Andrew DominicBlondechampionship Ana de Armas Like Marilyn Monroe, I jumped higher NetflixThe movie chart after day one is now available to stream, but the NC-17 drama is pissing off many subscribers. Perhaps the film was the talk of the Venice Film Festival at it 14 minutes with a standing ovationbut critics and viewers call it “sexist,” “cruel,” and “one of the most hated films ever.”
“Given all the indignities and atrocities Marilyn Monroe has suffered in her 36 years, it is comforting that she did not have to suffer the obscenities of ‘blonde’, the latest entertainment to exploit,” the New York Times wrote. Film critic Manohla Dargis, who swipe the movie in its review.

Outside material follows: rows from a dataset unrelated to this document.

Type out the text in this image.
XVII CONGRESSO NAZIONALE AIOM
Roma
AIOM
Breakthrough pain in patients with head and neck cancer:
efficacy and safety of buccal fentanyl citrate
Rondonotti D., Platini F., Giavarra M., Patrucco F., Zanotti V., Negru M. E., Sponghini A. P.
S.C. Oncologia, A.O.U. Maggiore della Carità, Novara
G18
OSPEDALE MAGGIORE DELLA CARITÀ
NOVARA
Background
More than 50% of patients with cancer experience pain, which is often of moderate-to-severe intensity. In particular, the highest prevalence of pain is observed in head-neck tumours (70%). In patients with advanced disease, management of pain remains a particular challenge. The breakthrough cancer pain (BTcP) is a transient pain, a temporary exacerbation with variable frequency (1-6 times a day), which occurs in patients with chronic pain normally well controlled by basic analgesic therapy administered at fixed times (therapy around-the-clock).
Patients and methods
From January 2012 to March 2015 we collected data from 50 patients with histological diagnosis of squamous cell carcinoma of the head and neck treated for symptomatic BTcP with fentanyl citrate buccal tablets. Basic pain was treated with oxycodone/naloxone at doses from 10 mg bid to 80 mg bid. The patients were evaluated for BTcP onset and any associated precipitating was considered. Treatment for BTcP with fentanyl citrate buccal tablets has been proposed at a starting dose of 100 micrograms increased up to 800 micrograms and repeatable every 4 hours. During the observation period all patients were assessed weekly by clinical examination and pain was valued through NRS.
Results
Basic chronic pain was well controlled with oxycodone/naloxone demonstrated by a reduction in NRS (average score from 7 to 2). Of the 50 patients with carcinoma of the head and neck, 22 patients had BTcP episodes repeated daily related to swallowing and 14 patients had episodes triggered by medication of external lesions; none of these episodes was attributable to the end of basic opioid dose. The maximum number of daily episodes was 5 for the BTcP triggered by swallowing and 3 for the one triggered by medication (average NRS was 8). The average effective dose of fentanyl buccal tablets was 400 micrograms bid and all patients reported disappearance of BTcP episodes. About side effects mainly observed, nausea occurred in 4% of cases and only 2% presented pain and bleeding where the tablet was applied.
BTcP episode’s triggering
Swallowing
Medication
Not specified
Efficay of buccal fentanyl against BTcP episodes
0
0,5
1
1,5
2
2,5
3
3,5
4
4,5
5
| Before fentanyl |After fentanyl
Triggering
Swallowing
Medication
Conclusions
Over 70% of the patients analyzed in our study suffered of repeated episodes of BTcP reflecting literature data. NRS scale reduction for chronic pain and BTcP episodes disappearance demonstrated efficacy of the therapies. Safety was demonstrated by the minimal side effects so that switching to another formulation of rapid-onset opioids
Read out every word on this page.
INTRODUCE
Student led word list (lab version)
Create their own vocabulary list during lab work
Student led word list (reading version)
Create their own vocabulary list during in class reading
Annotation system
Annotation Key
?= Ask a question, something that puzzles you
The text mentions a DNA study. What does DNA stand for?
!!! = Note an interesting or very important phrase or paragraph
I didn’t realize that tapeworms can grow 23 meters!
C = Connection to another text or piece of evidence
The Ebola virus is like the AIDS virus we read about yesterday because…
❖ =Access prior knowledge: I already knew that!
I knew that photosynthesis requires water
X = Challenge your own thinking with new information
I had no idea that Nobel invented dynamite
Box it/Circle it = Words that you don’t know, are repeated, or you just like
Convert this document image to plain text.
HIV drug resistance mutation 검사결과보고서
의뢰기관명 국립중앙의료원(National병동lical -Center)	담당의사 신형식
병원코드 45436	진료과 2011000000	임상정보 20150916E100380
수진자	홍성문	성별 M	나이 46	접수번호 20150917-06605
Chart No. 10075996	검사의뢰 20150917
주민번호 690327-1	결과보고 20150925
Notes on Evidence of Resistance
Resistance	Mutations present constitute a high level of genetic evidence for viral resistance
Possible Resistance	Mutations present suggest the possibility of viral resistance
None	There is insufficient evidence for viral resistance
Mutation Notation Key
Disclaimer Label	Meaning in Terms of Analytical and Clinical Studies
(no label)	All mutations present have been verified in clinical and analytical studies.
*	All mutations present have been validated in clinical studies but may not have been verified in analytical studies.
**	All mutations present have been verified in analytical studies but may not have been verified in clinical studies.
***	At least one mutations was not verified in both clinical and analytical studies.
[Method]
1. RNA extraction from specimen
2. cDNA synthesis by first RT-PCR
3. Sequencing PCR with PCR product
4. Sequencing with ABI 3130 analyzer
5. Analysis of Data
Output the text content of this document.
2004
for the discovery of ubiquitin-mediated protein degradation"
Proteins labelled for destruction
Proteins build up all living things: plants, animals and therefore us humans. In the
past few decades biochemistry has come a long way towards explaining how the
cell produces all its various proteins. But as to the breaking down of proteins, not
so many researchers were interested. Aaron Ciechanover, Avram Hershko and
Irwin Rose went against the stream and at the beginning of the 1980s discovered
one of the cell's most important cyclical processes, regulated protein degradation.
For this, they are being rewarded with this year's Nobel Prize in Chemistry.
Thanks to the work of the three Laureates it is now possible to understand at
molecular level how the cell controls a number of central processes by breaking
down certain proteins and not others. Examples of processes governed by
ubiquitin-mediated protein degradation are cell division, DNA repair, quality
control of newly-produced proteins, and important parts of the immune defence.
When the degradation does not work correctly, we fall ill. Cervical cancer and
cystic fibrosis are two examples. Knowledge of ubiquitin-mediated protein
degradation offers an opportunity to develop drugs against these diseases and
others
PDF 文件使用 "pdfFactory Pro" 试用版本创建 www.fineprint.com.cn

Based on Joyce Carol Oates’ novel of the same name, “Blond” recreates the many tragedies and heartbreaks in Monroe’s life and career, from her abusive mother to various sexual assaults in Hollywood. While Ana de Armas’ performance has been universally acclaimed, the film itself has sparked outrage with its harassment and exploitation and the non-stop shocking of Monroe.
“I had the misfortune of watching Blonde on Netflix last night, and let me tell you the movie is anti-abortion, sexist, and very exploitative,” added Steve Herold, an abortion researcher at the University of California, San Francisco. . “Can’t recommend it less. do not watch. The abortion scenes in particular are horrific, but so is the entire movie.”
“It depicts Marilyn being forced into her first abortion, screaming at the table that she has changed her mind, and then hallucinating to find a crying baby in her childhood home, which is on fire,” Herold added.
Justin Chang, film critic for the Los Angeles Times, wrote in his article: “The movie isn’t really about Marilyn Monroe. It’s about making her suffer.”
“When a movie is truly heartbreaking or devastating, there’s a residual sense of gratitude for what I went through: the necessity of shaking,” noted Adam Neiman, essayist and film critic for The Ringer. “Blonde” is the kind of movie that brutalizes you for three hours, pretends to sigh, and says, “You’re welcome.” Well, thanks for nothing.”
single viewer Claimed on Twitter That the film is there to “put Norma/Marilyn in a box that only allows her to be abused, sexually harassed, or contact people’s dad,” adding, “Maybe we stop letting misogynistic men try to make groundbreaking films about women they know nothing about.”
“Blonde” is now streaming on Netflix.